Wow, thanks @hafez! A print version of Dwelling will be published soon... more details in the coming weeks!

Wow man that's really great news. keep it up dear. All the best

Poor Ndusen, the elder Axelrod may have been cruel but at least treated Ndusen with more respect, but the younger Axelrod, wonder if he'll push Ndusen harder and harder until Ndusen just snaps or goes...

We constantly had blackouts when I was growing up, I think this is why I insist on having so many candles in the house (not that I can ever find the matches), you never know when those lights may go out!

I'm enjoying this tremendously, Doug.
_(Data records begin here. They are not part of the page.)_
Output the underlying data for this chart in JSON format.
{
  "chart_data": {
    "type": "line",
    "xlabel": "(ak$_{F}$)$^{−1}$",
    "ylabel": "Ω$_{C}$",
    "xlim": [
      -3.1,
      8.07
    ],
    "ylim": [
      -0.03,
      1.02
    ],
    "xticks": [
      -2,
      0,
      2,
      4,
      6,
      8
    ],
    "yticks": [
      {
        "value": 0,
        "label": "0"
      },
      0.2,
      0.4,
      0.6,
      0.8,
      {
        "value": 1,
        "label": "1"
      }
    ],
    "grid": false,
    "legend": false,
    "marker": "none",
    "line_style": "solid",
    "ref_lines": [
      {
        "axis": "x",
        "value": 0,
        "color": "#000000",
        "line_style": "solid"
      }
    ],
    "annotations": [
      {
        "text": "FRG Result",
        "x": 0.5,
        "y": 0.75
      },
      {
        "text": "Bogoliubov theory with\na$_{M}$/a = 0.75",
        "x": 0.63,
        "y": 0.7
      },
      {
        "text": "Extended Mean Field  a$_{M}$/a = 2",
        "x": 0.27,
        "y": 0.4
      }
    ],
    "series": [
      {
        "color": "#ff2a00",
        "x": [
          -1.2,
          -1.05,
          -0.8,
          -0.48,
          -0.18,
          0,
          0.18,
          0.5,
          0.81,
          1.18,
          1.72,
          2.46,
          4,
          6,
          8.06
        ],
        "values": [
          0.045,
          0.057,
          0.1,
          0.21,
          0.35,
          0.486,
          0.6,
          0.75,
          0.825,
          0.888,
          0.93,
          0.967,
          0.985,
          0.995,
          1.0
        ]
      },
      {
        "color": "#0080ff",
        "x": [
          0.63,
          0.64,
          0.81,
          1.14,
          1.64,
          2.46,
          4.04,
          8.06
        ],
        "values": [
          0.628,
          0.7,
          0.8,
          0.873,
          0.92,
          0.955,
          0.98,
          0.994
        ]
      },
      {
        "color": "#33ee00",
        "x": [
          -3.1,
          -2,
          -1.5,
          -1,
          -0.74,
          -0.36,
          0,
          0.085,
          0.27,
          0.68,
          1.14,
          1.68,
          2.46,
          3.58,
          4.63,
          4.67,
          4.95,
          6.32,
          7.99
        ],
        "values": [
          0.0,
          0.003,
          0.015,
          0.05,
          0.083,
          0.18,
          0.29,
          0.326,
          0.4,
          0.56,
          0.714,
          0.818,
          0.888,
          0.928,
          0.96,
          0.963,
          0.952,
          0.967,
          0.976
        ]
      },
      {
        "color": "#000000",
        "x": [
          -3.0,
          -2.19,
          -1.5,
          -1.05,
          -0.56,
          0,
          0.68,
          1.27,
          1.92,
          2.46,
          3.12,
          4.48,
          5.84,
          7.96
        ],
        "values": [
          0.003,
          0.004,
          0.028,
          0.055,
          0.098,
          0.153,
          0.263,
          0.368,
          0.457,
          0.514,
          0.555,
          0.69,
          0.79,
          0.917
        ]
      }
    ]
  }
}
What an amazing experience a blackout in NYC would be. I can't even imagine what a different vibe the city would take on...peaceful but slightly post-apocalyptic?

Thanks so much brother! Yes that’s exactly how i imagine it!

Wounderful story @dougkarr .

I love that really great story , you are a great man .

Upvote you . I always try to follow your post .

Thank you for sharing @dougkarr

@dougkarr I am also working on a story , i m content creator , pretty young writer as well , should i post my last chapter of the story here?

Probably. Define here?

@dougkarr, I tell you basically you're a speedy writer in steem blockchain. Yesterday wrote before chapter and now wrote twenty eighth chapter. I'm wondering to reading your amazing thoughts and conversations included here. Ndusen acted awesome character there. Please give me sometime for read again coz definitely hardest way to reading with my working.

love to read it.

Wonderful story..@dougkarr. outstanding Chapter TWENTY-EIGHT: Appeal to Reason. thank you for your great effort and sharing with us.following you and upvoted.

Exactly very creative and nice to reading these novel. You have powerful thoughts for wrote it and included there @dougkarr. Pretty awesome support get you from hard work. Wish your successs very well.